Awww god bless you!! And thanks for the hugs ditto I know on our journey they are very important!! My husband has Parkinson’s lewey body dementia so he can vary dramatically from one minute to the next but I’m sure a few weeks ago he told me his goodbyes and we both wept I still don’t feel ready but maybe because he’s not either some how this time feels more tranquil than it’s felt in the last few years. Maybe it’s because I’m not chasing him round worried about him falling over anymore :joy: Sending my love xx

It’s a nice poem; I like it, so thank you Sue.

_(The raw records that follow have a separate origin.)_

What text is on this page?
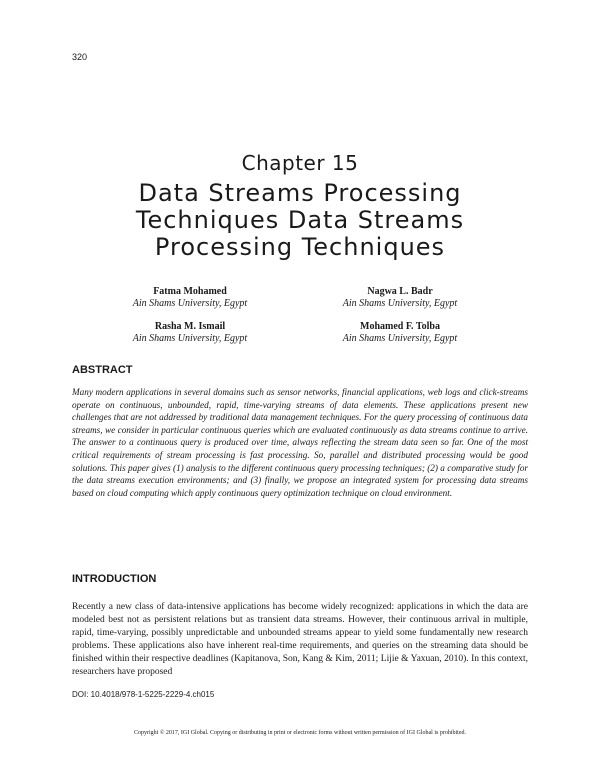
320
Chapter 15
Data Streams Processing Techniques Data Streams Processing Techniques
Fatma Mohamed
Ain Shams University, Egypt
Nagwa L. Badr
Ain Shams University, Egypt
Rasha M. Ismail
Ain Shams University, Egypt
Mohamed F. Tolba
Ain Shams University, Egypt
ABSTRACT

Many modern applications in several domains such as sensor networks, financial applications, web logs and click-streams operate on continuous, unbounded, rapid, time-varying streams of data elements. These applications present new challenges that are not addressed by traditional data management techniques. For the query processing of continuous data streams, we consider in particular continuous queries which are evaluated continuously as data streams continue to arrive. The answer to a continuous query is produced over time, always reflecting the stream data seen so far. One of the most critical requirements of stream processing is fast processing. So, parallel and distributed processing would be good solutions. This paper gives (1) analysis to the different continuous query processing techniques; (2) a comparative study for the data streams execution environments; and (3) finally, we propose an integrated system for processing data streams based on cloud computing which apply continuous query optimization technique on cloud environment.

INTRODUCTION

Recently a new class of data-intensive applications has become widely recognized: applications in which the data are modeled best not as persistent relations but as transient data streams. However, their continuous arrival in multiple, rapid, time-varying, possibly unpredictable and unbounded streams appear to yield some fundamentally new research problems. These applications also have inherent real-time requirements, and queries on the streaming data should be finished within their respective deadlines (Kapitanova, Son, Kang & Kim, 2011; Lijie & Yaxuan, 2010). In this context, researchers have proposed

DOI: 10.4018/978-1-5225-2229-4.ch015
Copyright © 2017, IGI Global. Copying or distributing in print or electronic forms without written permission of IGI Global is prohibited.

It’s a shame that my life is not the tranquil idyllic image that the poem evokes; and my wife doesn’t even have dementia, just severe cognitive and memory problems, (along with all the other MS manifestations).

Very true.

We have to appreciate and celebrate the good bits - sometimes they come along a-plenty, but at other times are few and far between.

Melly1

Thanks Ayjay I’m sorry to hear about your wife.
I do have lots of those hard days and sometimes more bad than good. I am lucky to have an amazing family. My husband is double in continent bed bound since July and unable to do any of his personal care I have had 2 hours respite this year Some days we can have short conversations some days if he speaks it dosent make sense. But it’s small things now a smile and a good morning an I love you a sharp witty remark that’s pulled out the blue or the day that’s really good and we can hoist him in a chair and go for a walk or sit at the table and have a cup of tea or just sing along to a song not that either of us can sing :joy: Being a carer is not easy it’s the hardest thing I’ve ever done in my life but sometimes the only way to get through is to look and count those blessings no matter how few.